Avantages économiques

Les réserves urbaines représentent un tremplin important pour le développement de nouvelles entreprises des Premières nations et une porte d'entrée vers le marché de l'emploi primaire pour leurs membres. Elles peuvent aussi constituer un stimulant économique grandement nécessaire pour l'ensemble des municipalités et des villes.

On compte plusieurs réserves urbaines florissantes au Canada. En Saskatchewan, des réserves urbaines sont établies dans différentes collectivités, comme Saskatoon, Yorkton, Fort Qu'Appelle, Prince Albert, North Battleford et Meadow Lake, ainsi que d'autres localités plus petites.

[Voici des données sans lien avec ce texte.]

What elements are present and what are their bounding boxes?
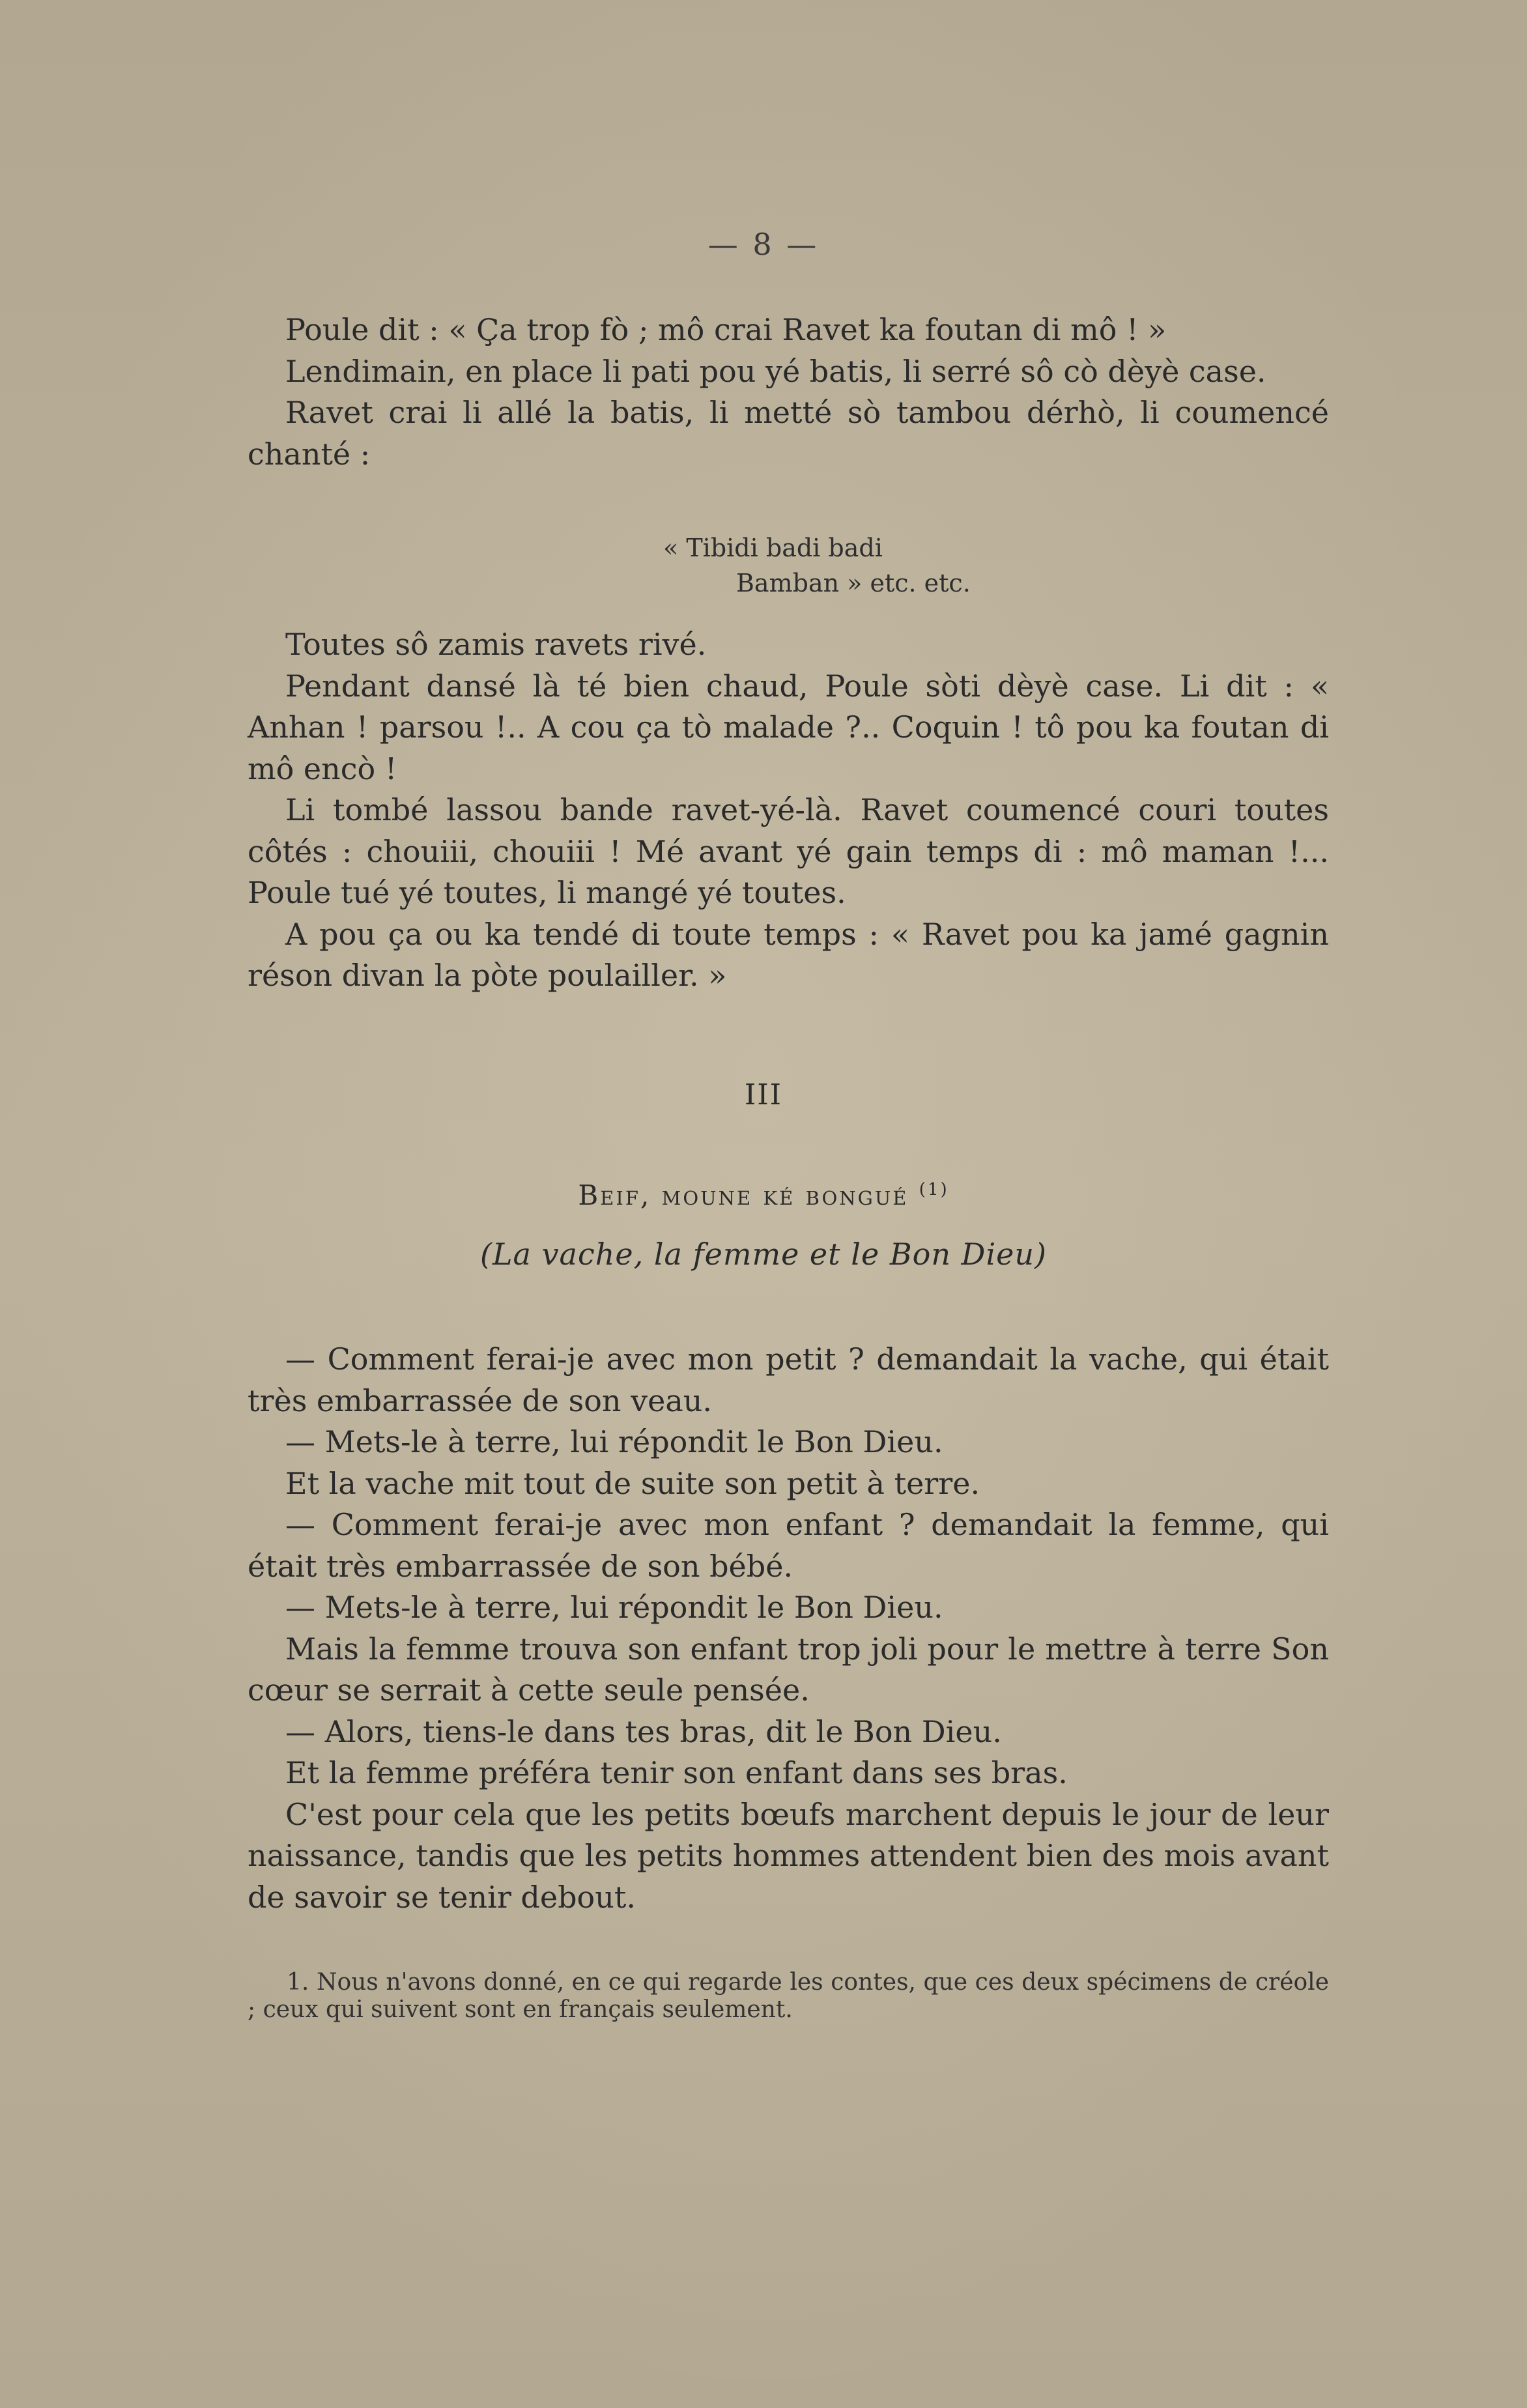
paragraph: — Comment ferai-je avec mon enfant ? demandait la femme, qui était très embarrassée de son bébé. — [248, 1507, 1329, 1584]
paragraph: Mais la femme trouva son enfant trop joli pour le mettre à terre Son cœur se serrait à cette seule pensée. — [248, 1631, 1329, 1708]
paragraph: — Alors, tiens-le dans tes bras, dit le Bon Dieu. — [285, 1713, 1002, 1749]
section-number: III — [744, 1078, 783, 1111]
story-title — [0, 1179, 1527, 1211]
story-subtitle: (La vache, la femme et le Bon Dieu) — [480, 1237, 1047, 1272]
story-ending-bottom — [248, 624, 1329, 997]
footnote: 1. Nous n'avons donné, en ce qui regarde les contes, que ces deux spécimens de créole ; ceux qui suivent sont en français seulement. — [248, 1969, 1329, 2023]
paragraph: Pendant dansé là té bien chaud, Poule sòti dèyè case. Li dit : « Anhan ! parsou !.. A cou ça tò malade ?.. Coquin ! tô pou ka foutan di mô encò ! — [248, 668, 1329, 786]
paragraph: — Mets-le à terre, lui répondit le Bon Dieu. — [285, 1424, 943, 1459]
story-title-text: Beif, moune ké bongué — [578, 1179, 909, 1211]
song-verse-line-1: « Tibidi badi badi — [663, 534, 883, 562]
paragraph: Ravet crai li allé la batis, li metté sò tambou dérhò, li coumencé chanté : — [248, 395, 1329, 472]
paragraph: A pou ça ou ka tendé di toute temps : « Ravet pou ka jamé gagnin réson divan la pòte poulailler. » — [248, 916, 1329, 993]
story-body — [248, 1339, 1329, 1918]
paragraph: Et la femme préféra tenir son enfant dans ses bras. — [285, 1755, 1068, 1790]
page-number: — 8 — — [707, 227, 820, 262]
paragraph: Lendimain, en place li pati pou yé batis, li serré sô cò dèyè case. — [285, 353, 1266, 389]
paragraph: Poule dit : « Ça trop fò ; mô crai Ravet ka foutan di mô ! » — [285, 312, 1167, 347]
paragraph: Li tombé lassou bande ravet-yé-là. Ravet coumencé couri toutes côtés : chouiii, chouiii ! Mé avant yé gain temps di : mô maman !... Poule tué yé toutes, li mangé yé toutes. — [248, 792, 1329, 910]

Une autre réserve urbaine prospère est celle de Wendake, près de Québec. Réserve de la Première nation huronne wendat, Wendake a été créée après le règlement, en 1999, d'une revendication particulière concernant un territoire de 40 acres, présentée par la Première nation. Wendake est devenue un important centre touristique et culturel au Québec, où ont lieu des festivals et des pow-wow tout au long de l'année. En mars 2008, un hôtel quatre étoiles et un musée y ont été ouverts en vue des célébrations du 400e anniversaire de Québec. Le complexe a créé 300 emplois à plein temps et à temps partiel pour les membres de la collectivité en plus de constituer un lieu où les artisans locaux peuvent vendre leur production.

En offrant aux Premières nations des possibilités économiques inaccessibles en région rurale, les réserves urbaines servent de tremplin vers l'économie primaire. Elles réduisent les coûts de fonctionnement et offrent un meilleur accès aux marchés financiers et aux voies de transport. Les Premières nations ont ainsi la possibilité de diversifier leur assise économique, tout en contribuant au développement économique et commercial des centres urbains du Canada. La réussite des réserves urbaines est bénéfique pour tous les Canadiens.